How Cross Docking Helps in Supply Chain Management?

Cross docking is a logistics method in which the carrier immediately unloads the cargo from an entering container and then loads it directly to an outbound carrier, also known as from dock to dock. It is a practice that keeps supply chains moving in an effective and productive manner. Rather than a standard distribution center (DC), cross-docking facilities are more of a “separating center”; a place where goods quickly pass through.

Cross docking warehouses take much less storage space than a DC. The docking station consists of inbound and outbound lanes. So, inbound cargos go to a receiving dock and then the goods go directly to outbound destinations on conveyor belts or sorted and amalgamated before making their way to outbound shipping. Usually, the products spend less than 24 hours within a docking terminal.

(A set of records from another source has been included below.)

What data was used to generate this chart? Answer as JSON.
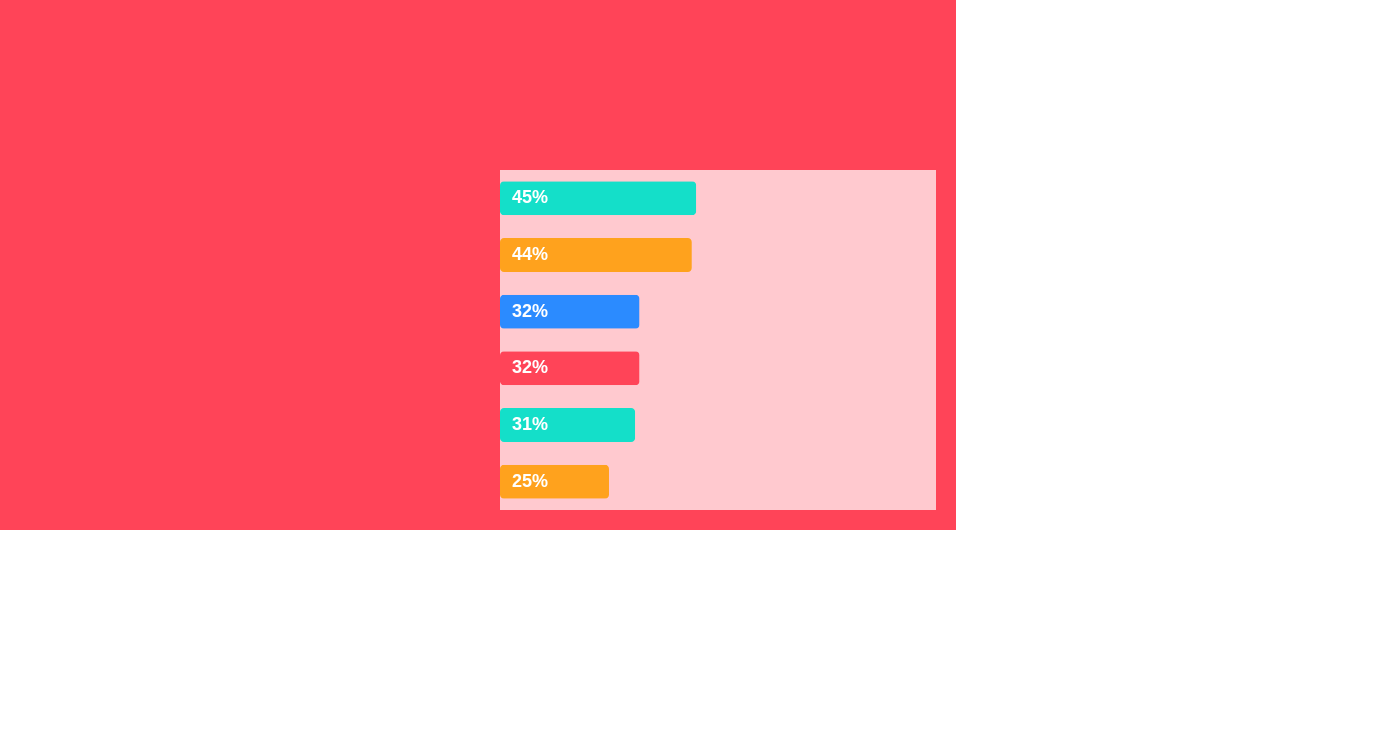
{
  "chart_data": {
    "type": "bar",
    "orientation": "horizontal",
    "categories": [
      null,
      null,
      null,
      null,
      null,
      null
    ],
    "values": [
      45,
      44,
      32,
      32,
      31,
      25
    ],
    "value_labels": [
      "45%",
      "44%",
      "32%",
      "32%",
      "31%",
      "25%"
    ],
    "colors": [
      "#14dfc9",
      "#ffa21d",
      "#2b8bff",
      "#ff4458",
      "#14dfc9",
      "#ffa21d"
    ],
    "xlim": [
      0,
      100
    ],
    "tick_labels": false,
    "grid": false
  }
}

Moving from traditional DCs would enable a company to increase inventory turns and reduce distribution and material handling costs. Effective cross-docking leads a business to cost savings by reducing the need for warehouse space and labour costs (less packaging and storing). This method seems to be a universal advancement for the supply chain. However, there are some industries that benefit from this method, they include:

  • Foods, beverages and perishable goods
  • Raw materials and inbound supplier components
  • Parcels, already packed and sorted products

Cross-docking has a variety of benefits, the primary one being a re-structuring of the supply chain. Without the need for a real distribution center, warehouse storage and management costs become no longer a factor, and the product is moved quickly step by step in the supply chain.

Less inventory handling leads to reduction in labour costs, as well as reduction in the risk of damage in the inventory handling phase. A reduction in inventory handing costs is another cost-benefit, and reduction in storage times and faster processing, products reach to the distributor and the end consumer quicker.

However, there are some risks associated with cross-docking…

It’s important, that companies want to adopt cross-docking in order to re-structure their process, must understand the initial costs and requirements for executing it properly. A computerized and well-maintained logistics system needs heavy investment in automation, inbound and outbound logistics, visibility, and an adequate transport fleet. Proper tracking is important for overall functioning as well. There are some potential risks associated with additional freight handling and labour costs associated with moving and shipping the goods.



It is cost-effective for a company having high-volume shipments and substantial transportation needs otherwise, shipping won’t be fast and smooth. Also, the method requires a heavy investment in inbound and outbound logistics, automation, and visibility.